My last post on top-down development attracted a lot of attention from the Twittersphere and lots of comments. The vast majority of these were constructive, whether they agreed with me or not. I am delighted that the post sparked such a response because we can only improve approaches through challenge and discussion. It’s well worth looking at Robert Martin’s Clean Code blog where he has taken the time to rebut the points I made (Thanks, Bob). I think he has some things wrong here but I’ll address them in a separate post.
As I make clear in Chapter 8 of my book on software engineering, I think TDD is a an important step forward in software engineering. There are some classes of system where it is clearly appropriate, one of which is web-based consumer-facing systems and I believe that the use of TDD in such circumstances makes sense. I think that the key characteristics of ‘TDD-friendly’ systems are:
- A layered architecture. A point made by several commentators was that, even when GUIs are hard to test, a layered architecture overall simplifies the testing process. Absolutely right – when you can structure an architecture with the presentation layer, the application logic layer and the data management layer, these can be tested separately.
- Agreed success criteria. When the stakeholders in a system agree on what constitutes success, you can define a set of tests around these criteria. You don’t need a detailed specification but you do need enough information to construct that specification (and maybe represent that as a set of tests) as you are building the system.
- A controllable operating environment. By this, I mean an environment where you don’t have to interact with other systems that you can’t control and which may, by accident or design, behave in ways which adversely affect the system you are development. In this situation, the problem is designing for resilience and a deep program analysis is much better for this is better than (any kind of) testing.

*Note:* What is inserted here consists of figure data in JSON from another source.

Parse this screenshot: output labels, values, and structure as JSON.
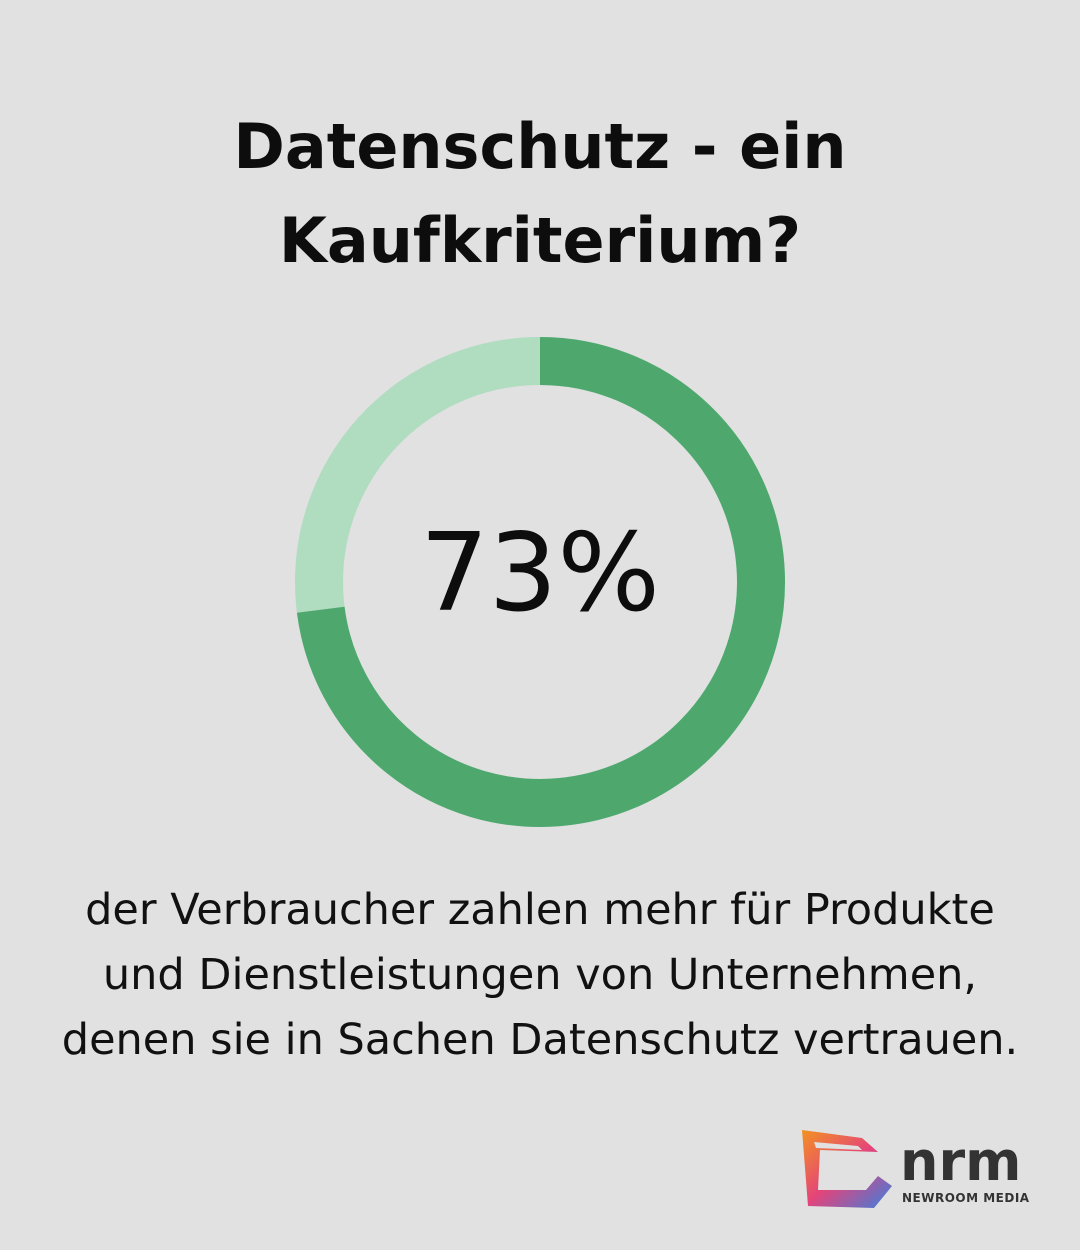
{
  "chart_data": {
    "type": "donut",
    "title": "Datenschutz - ein Kaufkriterium?",
    "values": [
      73
    ],
    "value_labels": [
      "73%"
    ],
    "ylim": [
      0,
      100
    ],
    "color": "#4ea86e",
    "track_color": "#b0dcc0",
    "caption": "der Verbraucher zahlen mehr für Produkte und Dienstleistungen von Unternehmen, denen sie in Sachen Datenschutz vertrauen."
  },
  "logo": {
    "text": "nrm",
    "subtitle": "NEWROOM MEDIA"
  }
}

I started with TDD on a class of system that met these criteria and I liked it. It worked well for me. Then, I moved on to a system which was concerned with visualizing complex linked structures. Now, the thing about visualization is that (a) it’s often much more difficult to have clearly separate layers – the UI is the program and (b) it’s very hard to have pre-defined success criteria – you basically have to program by experiment and see what works and what doesn’t. TDD didn’t work. Of course, this may be due to my inexperience but I think there is more to it than this. Essentially, I think that if a system does not have the above characteristics, then TDD is inherently problematic.
It is unrealistic to think that all systems can be organised as a layered model. For example, if you are building a system from a set of external services, these are unlikely to fit neatly into layers. Different services may have different interaction models and styles and your overall UI is inevitably complex because you have to try and reconcile these. If you have a system that involves rich user interaction (e.g. a VR system), then most of the work is in the UI code. I’ll discuss the myth of a ‘thin’ UI in a separate post.
It is equally unrealistic to think that we can always have agreed success criteria for a system, just as it’s unrealistic to have complete program specifications. Sometimes, stakeholders who have significant influence choose not to engage in system development but don’t like what they see when they get it. Some problems, like visualisation, are often problems where you work by trial and error rather than around a definitive idea of what the system should do. If you are not sure what you are trying to test, then TDD is challenging. In those circumstances, you build planning to throw at least one away. And, maybe if you finally get agreement, you can use TDD for the final version.
The problem of a controllable operating environment is one that isn’t often mentioned by software engineering commentators. When you put software into a complex system with people and other hardware devices, you will get lots of unexpected inputs from various sources. The classic way of handling this is to force a UI on system users that limits the range of their interaction and so the software doesn’t have to handle inputs it doesn’t understand. Bad data is eliminated by ignoring anything that doesn’t meet the data validation criteria defined by the system. So far, so good. You get frustrated users who can’t do what they want through the UI (think of the limitations of e-banking systems). Unexpected data from sensors just gets ignored.
This is all very well until you are faced with a situation where ignoring data means that your system breaks the law; where ignoring sensor data means that systems fail in catastrophic ways and kill or injure people; where stopping users interacting with the system means that they can’t respond to system failure and limit the damage caused by that failure.
So, sometimes, you simply have to deal with ‘unknown unknowns’. By definition, you can’t test for these and if you can’t test, how can you use TDD? Deep program analysis and review is the only way that you can produce convincing evidence that unexpected events won’t move the system into an unsafe state.
I don’t believe that such thing as a universal software engineering method that works for all classes of system. TDD is an important development but we need to understand its limits. I may have missed it, but I have never read anything by experienced TDD practitioners that discusses the kinds of system where it’s most effective and those systems where it might not work that well.